Brain strain and strain rate are effective in predicting traumatic brain injury (TBI) caused by head impacts. However, state-of-the-art finite element modeling (FEM) demands considerable computational time in the computation, limiting its application in real-time TBI risk monitoring. To accelerate, machine learning head models (MLHMs) were developed, and the model accuracy was found to decrease when the training/test datasets were from different head impacts types. However, the size of dataset for specific impact types may not be enough for model training. To address the computational cost of FEM, the limited strain rate prediction, and the generalizability of MLHMs to on-field datasets, we propose data fusion and transfer learning to develop a series of MLHMs to predict the maximum principal strain (MPS) and maximum principal strain rate (MPSR).

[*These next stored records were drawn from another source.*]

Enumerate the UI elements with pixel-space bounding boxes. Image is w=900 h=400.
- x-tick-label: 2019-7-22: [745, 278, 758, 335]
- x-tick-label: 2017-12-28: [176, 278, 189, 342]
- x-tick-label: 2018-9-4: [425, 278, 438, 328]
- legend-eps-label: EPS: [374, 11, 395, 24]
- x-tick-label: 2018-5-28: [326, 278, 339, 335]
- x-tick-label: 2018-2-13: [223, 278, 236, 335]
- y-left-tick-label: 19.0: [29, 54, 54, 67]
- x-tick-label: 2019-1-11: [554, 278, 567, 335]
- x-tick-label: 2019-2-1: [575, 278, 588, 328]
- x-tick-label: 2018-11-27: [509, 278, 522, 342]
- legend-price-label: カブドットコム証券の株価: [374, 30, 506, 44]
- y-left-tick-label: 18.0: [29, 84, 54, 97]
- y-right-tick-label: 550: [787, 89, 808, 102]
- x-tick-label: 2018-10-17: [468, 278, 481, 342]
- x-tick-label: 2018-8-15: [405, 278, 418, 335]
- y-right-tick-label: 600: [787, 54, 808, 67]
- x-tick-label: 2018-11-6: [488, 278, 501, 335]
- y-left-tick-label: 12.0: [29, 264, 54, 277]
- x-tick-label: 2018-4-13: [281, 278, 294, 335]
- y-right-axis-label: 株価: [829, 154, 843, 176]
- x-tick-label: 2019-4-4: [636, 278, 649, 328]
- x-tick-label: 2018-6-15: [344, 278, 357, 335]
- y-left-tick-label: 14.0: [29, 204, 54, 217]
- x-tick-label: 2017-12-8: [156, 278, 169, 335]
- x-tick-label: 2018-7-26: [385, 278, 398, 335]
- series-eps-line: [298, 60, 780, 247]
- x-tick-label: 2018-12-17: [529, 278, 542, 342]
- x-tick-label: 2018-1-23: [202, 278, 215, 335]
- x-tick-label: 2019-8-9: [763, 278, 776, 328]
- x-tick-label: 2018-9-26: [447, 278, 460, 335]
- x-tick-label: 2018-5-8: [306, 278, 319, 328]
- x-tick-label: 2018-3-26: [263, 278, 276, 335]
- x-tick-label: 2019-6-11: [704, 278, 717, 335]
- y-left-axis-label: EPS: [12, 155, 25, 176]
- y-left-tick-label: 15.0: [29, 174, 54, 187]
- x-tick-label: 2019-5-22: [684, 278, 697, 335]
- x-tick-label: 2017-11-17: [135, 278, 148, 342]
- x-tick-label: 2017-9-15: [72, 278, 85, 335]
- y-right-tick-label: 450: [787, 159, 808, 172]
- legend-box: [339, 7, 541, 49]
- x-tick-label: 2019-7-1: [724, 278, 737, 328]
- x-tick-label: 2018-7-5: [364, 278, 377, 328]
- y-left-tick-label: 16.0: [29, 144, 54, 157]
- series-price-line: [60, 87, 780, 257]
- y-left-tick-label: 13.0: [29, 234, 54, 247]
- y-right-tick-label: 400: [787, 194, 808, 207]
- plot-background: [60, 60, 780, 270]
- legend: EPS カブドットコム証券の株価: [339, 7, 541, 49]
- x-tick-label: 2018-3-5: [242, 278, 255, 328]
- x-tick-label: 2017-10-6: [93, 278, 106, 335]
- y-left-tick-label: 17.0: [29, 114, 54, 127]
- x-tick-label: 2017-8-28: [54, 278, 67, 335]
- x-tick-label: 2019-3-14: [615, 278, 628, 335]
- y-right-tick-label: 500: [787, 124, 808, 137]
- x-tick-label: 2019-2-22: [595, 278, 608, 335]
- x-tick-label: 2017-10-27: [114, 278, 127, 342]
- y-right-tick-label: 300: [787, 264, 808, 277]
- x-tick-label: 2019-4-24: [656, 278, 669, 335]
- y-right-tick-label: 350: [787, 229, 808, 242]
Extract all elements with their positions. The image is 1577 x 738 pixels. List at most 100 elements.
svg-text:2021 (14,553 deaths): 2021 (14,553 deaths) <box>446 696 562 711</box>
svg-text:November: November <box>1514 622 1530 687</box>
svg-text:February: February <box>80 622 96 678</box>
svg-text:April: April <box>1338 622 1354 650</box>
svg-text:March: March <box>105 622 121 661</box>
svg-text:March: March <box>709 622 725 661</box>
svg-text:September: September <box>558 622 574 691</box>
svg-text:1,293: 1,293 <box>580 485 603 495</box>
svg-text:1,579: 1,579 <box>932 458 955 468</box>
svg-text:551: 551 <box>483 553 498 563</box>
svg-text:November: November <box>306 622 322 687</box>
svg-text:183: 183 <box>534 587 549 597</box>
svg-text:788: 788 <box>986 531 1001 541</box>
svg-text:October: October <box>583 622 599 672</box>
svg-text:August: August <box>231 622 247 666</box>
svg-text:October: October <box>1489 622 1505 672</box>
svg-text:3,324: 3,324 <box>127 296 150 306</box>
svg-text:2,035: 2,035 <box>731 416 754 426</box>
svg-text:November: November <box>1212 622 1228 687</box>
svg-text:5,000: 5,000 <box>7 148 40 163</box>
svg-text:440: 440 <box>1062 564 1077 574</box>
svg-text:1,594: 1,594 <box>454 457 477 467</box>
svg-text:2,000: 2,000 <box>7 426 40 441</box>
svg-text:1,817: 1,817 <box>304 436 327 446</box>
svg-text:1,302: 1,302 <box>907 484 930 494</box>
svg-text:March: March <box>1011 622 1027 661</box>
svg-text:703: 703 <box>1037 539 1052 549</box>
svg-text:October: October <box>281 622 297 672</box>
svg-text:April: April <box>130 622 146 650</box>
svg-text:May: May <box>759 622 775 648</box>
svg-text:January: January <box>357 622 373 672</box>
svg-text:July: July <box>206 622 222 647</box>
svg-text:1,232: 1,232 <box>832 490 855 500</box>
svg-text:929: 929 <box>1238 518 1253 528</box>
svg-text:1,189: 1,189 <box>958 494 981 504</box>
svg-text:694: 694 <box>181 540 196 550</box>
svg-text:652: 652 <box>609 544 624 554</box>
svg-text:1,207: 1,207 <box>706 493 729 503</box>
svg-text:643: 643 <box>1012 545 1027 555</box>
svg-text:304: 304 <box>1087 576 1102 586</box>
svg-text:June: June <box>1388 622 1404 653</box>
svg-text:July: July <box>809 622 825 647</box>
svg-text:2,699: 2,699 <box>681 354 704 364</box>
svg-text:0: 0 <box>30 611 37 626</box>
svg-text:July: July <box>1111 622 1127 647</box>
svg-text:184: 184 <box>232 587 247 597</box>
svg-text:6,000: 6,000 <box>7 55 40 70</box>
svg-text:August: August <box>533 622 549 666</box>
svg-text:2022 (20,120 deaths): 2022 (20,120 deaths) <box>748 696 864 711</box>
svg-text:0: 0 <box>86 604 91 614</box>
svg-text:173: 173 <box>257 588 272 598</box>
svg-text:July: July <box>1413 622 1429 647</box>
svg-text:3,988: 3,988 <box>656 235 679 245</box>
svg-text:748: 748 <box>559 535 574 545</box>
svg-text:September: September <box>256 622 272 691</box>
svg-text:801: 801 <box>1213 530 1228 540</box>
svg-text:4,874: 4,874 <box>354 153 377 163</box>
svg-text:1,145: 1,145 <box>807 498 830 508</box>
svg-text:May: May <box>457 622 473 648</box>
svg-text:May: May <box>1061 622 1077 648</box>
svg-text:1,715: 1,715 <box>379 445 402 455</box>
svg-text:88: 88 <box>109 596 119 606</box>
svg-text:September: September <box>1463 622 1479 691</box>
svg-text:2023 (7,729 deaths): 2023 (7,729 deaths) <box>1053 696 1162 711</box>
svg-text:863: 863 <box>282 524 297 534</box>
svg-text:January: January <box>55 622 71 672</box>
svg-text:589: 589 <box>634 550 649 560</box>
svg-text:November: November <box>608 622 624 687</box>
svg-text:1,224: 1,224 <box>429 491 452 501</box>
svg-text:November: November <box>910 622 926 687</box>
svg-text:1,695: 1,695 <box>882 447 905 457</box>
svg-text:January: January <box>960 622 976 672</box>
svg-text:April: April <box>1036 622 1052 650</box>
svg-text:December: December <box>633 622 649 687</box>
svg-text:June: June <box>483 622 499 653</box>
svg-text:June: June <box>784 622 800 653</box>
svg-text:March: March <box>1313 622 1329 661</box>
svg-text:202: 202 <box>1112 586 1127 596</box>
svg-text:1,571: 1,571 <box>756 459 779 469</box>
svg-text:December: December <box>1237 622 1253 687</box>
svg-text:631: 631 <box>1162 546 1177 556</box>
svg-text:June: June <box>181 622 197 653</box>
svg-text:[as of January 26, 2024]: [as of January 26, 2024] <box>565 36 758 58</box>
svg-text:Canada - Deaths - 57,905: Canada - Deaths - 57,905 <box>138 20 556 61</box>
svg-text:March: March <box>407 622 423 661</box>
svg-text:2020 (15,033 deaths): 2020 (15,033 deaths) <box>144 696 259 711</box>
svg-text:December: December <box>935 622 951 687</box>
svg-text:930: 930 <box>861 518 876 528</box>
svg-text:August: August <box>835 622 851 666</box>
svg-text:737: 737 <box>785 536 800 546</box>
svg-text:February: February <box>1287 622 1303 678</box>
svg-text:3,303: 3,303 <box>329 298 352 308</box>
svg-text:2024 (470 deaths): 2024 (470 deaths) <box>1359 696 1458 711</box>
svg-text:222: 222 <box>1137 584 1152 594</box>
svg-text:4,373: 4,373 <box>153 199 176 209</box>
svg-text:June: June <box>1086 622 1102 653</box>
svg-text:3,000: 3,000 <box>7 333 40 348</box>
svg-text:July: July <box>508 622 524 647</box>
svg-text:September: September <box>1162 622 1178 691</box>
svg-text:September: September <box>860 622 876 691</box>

We trained and tested the MLHMs on 13,623 head impacts from simulations, American football, mixed martial arts, car crash, and compared against the models trained on only simulations or only on-field impacts. The MLHMs developed with transfer learning are significantly more accurate in estimating MPS and MPSR than other models, with a mean absolute error (MAE) smaller than 0.03 in predicting MPS and smaller than 7 (1/s) in predicting MPSR on all impact datasets. The MLHMs can be applied to various head impact types for rapidly and accurately calculating brain strain and strain rate. Besides the clinical applications in real-time brain strain and strain rate monitoring, this model helps researchers estimate the brain strain and strain rate caused by head impacts more efficiently than FEM.

Figures (6)

• Figure 1: The distribution of the example kinematics features, MPS, and MPSR across various datasets. The distribution of the peak angular velocity (Ang. Vel.) magnitude (A), the peak angular acceleration (Ang. Acc.) magnitude (B), the 95th percentile MPS (C) and the 95th percentile MPSR (D).

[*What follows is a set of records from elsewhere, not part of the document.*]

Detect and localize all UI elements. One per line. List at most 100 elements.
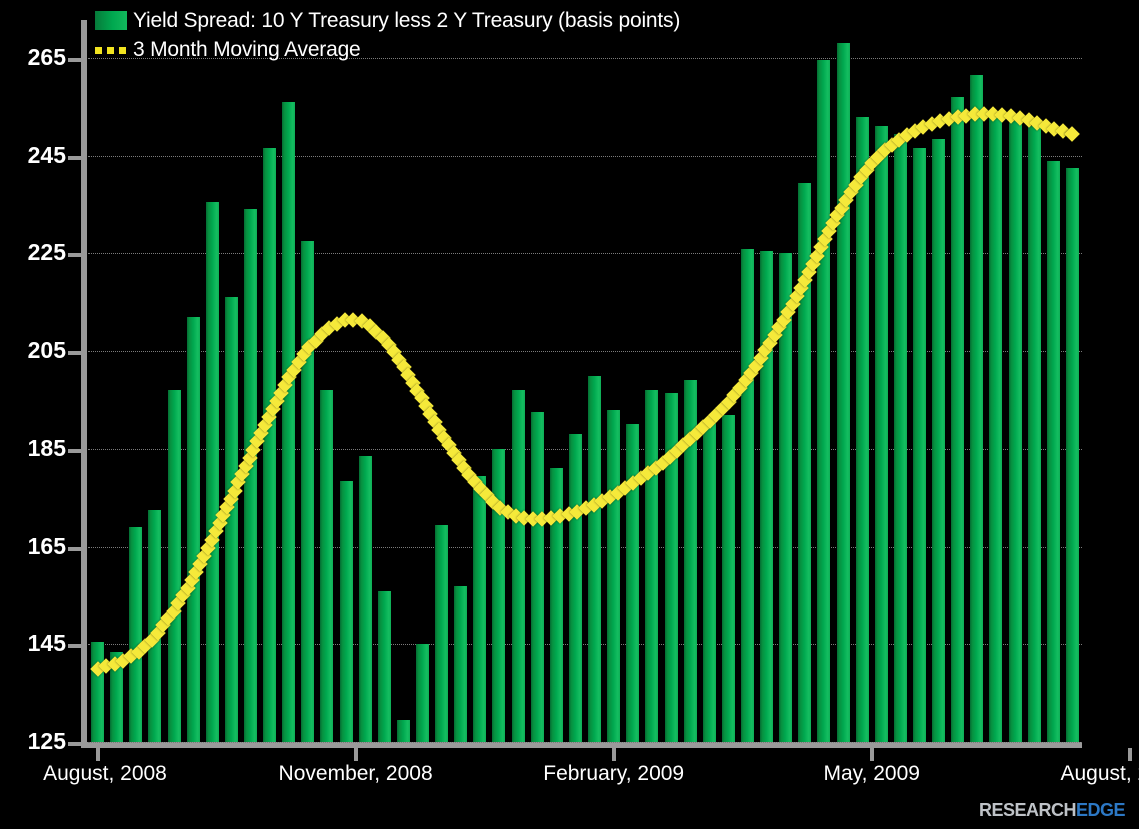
bar <box>1008 116 1022 742</box>
bar <box>263 148 277 742</box>
bar <box>129 527 143 742</box>
moving-average-dot <box>413 390 430 407</box>
x-tick-2 <box>611 748 616 761</box>
bar <box>396 720 410 742</box>
bar <box>1027 126 1041 742</box>
bar <box>282 101 296 742</box>
bar <box>492 448 506 742</box>
moving-average-dot <box>721 393 737 410</box>
bar <box>224 297 238 742</box>
gridline-185 <box>88 448 1082 450</box>
moving-average-dot <box>932 113 948 129</box>
moving-average-dot <box>714 400 731 416</box>
moving-average-dot <box>400 367 417 383</box>
moving-average-dot <box>328 316 345 333</box>
y-tick-225 <box>68 253 81 258</box>
bar <box>301 241 315 742</box>
y-axis-label-205: 205 <box>27 337 66 364</box>
research-edge-watermark: RESEARCHEDGE <box>978 800 1126 821</box>
moving-average-dot <box>396 359 412 375</box>
y-axis-label-225: 225 <box>27 239 66 266</box>
bar <box>683 380 697 742</box>
moving-average-dot <box>440 437 457 453</box>
bar <box>874 126 888 742</box>
moving-average-dot <box>391 351 407 368</box>
bar <box>1065 167 1079 742</box>
legend-entry-yield-spread: Yield Spread: 10 Y Treasury less 2 Y Tre… <box>95 6 680 35</box>
x-tick-4 <box>1127 748 1132 761</box>
moving-average-dot <box>314 326 330 343</box>
bar <box>855 116 869 742</box>
moving-average-dot <box>1064 125 1081 142</box>
x-axis-label-0: August, 2008 <box>43 762 167 785</box>
moving-average-dot <box>915 119 932 136</box>
bar <box>1046 160 1060 742</box>
y-tick-265 <box>68 58 81 62</box>
gridline-165 <box>88 546 1082 548</box>
moving-average-dot <box>386 344 402 361</box>
moving-average-dot <box>456 459 472 476</box>
gridline-245 <box>88 155 1082 157</box>
moving-average-dot <box>336 312 353 328</box>
bar <box>626 424 640 742</box>
bar <box>148 509 162 742</box>
moving-average-dot <box>427 414 443 430</box>
y-axis-label-145: 145 <box>27 630 66 657</box>
bar <box>588 375 602 742</box>
bar <box>740 248 754 742</box>
watermark-text-research: RESEARCH <box>978 800 1077 820</box>
plot-area <box>88 43 1082 743</box>
bar <box>205 202 219 742</box>
bar <box>377 590 391 742</box>
moving-average-dot <box>368 324 385 340</box>
bar <box>186 316 200 742</box>
x-tick-0 <box>95 748 100 761</box>
y-tick-245 <box>68 155 81 160</box>
legend-entry-moving-average: 3 Month Moving Average <box>95 35 680 64</box>
moving-average-dot <box>345 312 362 329</box>
moving-average-dot <box>907 123 923 139</box>
bar <box>951 97 965 742</box>
y-axis-label-185: 185 <box>27 434 66 461</box>
y-tick-125 <box>68 742 81 746</box>
bar <box>549 468 563 742</box>
x-axis-label-1: November, 2008 <box>278 762 433 785</box>
x-axis-line <box>81 742 1082 748</box>
bar <box>645 390 659 742</box>
y-tick-205 <box>68 351 81 356</box>
moving-average-dot <box>320 320 337 337</box>
y-tick-165 <box>68 546 81 551</box>
bar <box>110 651 124 742</box>
y-tick-145 <box>68 644 81 649</box>
y-axis-label-265: 265 <box>27 44 66 70</box>
bar <box>817 60 831 742</box>
x-axis-label-4: August, 2009 <box>1060 762 1139 785</box>
moving-average-dot <box>375 330 391 346</box>
y-axis-label-245: 245 <box>27 141 66 168</box>
bar <box>91 641 105 742</box>
legend-bar-swatch <box>95 11 127 30</box>
moving-average-dot <box>405 374 421 391</box>
chart-legend: Yield Spread: 10 Y Treasury less 2 Y Tre… <box>95 6 680 64</box>
x-tick-1 <box>353 748 358 761</box>
y-tick-185 <box>68 448 81 453</box>
bar <box>167 390 181 742</box>
bar <box>760 251 774 742</box>
bar <box>989 116 1003 742</box>
bar <box>320 390 334 742</box>
bar <box>339 480 353 742</box>
y-axis-line <box>81 20 87 748</box>
bar <box>702 422 716 742</box>
moving-average-dot <box>726 386 743 403</box>
legend-label-moving-average: 3 Month Moving Average <box>133 37 361 61</box>
bar <box>836 43 850 742</box>
gridline-205 <box>88 351 1082 353</box>
bar <box>664 392 678 742</box>
x-tick-3 <box>869 748 874 761</box>
legend-line-swatch <box>95 40 127 59</box>
moving-average-dot <box>354 313 371 330</box>
gridline-145 <box>88 644 1082 646</box>
moving-average-dot <box>436 429 452 446</box>
gridline-225 <box>88 253 1082 255</box>
y-axis-label-165: 165 <box>27 532 66 559</box>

• Figure 2: The illustration of the model development and assessment processes. The processes to develop the basis models developed for the dataset HM (A), and for the on-field datasets (B). The two proposed strategies in adapting for different on-field impacts and the baseline models we compared against (B). The datasets and models related to the on-field impacts are in dotted gray boxes, while those related to the simulated impacts (dataset HM and basis models) are in solid white boxes. The models are represented with oval boxes and the datasets are represented with rectangular boxes.
• Figure 3: The model accuracy of predicting MPS and MPSR on the dataset CF and dataset MMA with different ratios of training data. The mean absolute error (MAE) of the MPS prediction models on dataset CF (A) and dataset MMA (B). The MAE of the MPSR prediction models on dataset CF (C) and dataset MMA (D). Due to the huge variation among different models, the MAE ranges were selected to clearly show the most accurate models. Note that the training set ratio refer to the percentage of on-field data used for training purposes, which is the "1-2X" in Fig. \ref{['pipeline']} and in Section 2E.

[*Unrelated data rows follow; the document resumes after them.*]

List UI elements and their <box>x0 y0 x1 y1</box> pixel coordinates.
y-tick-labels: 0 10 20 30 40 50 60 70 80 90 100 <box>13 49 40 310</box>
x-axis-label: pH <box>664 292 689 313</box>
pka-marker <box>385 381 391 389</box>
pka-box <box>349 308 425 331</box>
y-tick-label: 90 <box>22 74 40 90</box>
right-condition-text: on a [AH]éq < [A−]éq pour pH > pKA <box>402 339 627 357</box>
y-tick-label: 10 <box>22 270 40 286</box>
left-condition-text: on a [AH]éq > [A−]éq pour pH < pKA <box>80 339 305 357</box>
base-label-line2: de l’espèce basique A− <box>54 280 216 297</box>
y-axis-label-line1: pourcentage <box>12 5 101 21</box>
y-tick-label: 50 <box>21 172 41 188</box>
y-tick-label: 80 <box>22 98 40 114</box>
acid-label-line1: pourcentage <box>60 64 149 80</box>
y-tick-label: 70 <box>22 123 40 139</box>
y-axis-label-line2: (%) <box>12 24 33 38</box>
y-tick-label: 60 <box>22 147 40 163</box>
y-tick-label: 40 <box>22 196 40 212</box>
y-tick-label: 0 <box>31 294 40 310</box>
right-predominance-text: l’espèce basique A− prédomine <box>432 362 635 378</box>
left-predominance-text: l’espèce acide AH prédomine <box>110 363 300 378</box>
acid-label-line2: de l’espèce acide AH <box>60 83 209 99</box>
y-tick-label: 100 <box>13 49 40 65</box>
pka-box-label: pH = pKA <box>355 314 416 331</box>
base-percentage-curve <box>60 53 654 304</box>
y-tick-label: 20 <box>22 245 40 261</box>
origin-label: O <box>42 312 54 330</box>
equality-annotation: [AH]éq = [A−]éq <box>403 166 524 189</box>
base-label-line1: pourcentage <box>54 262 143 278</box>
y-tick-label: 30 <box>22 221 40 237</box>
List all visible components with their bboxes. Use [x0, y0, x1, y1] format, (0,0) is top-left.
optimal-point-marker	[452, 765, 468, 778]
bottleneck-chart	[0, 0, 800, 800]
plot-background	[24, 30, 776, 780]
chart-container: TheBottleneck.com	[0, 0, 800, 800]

• Figure 4: The region-specific mean absolute error of the transfer learning models on dataset HM, dataset CF and dataset MMA with 70% training data and 15% test data (mean and STD over 20 parallel experiments). BS: brainstem, CC: corpus callosum, CL: cerebellum, GM: gray matter, MB: midbrain, TH: thalamus, WM: white matter.
• Figure 5: The model accuracy of predicting MPS and MPSR on the dataset NFL and dataset NHTSA with 50% training data and 25% test data for each dataset. The mean absolute error (MAE) of the MPS prediction models on dataset NFL (A) and dataset NHTSA (B). The prediction MAE of the MPSR prediction models on dataset NFL (C) and dataset NHTSA (D). Due to the large variation among different models, the MAE ranges were selected to clearly show the most accurate models. Note that the models trained on NFL dataset only failed to predict the MPS and MPSR for the test impacts due to numerical errors.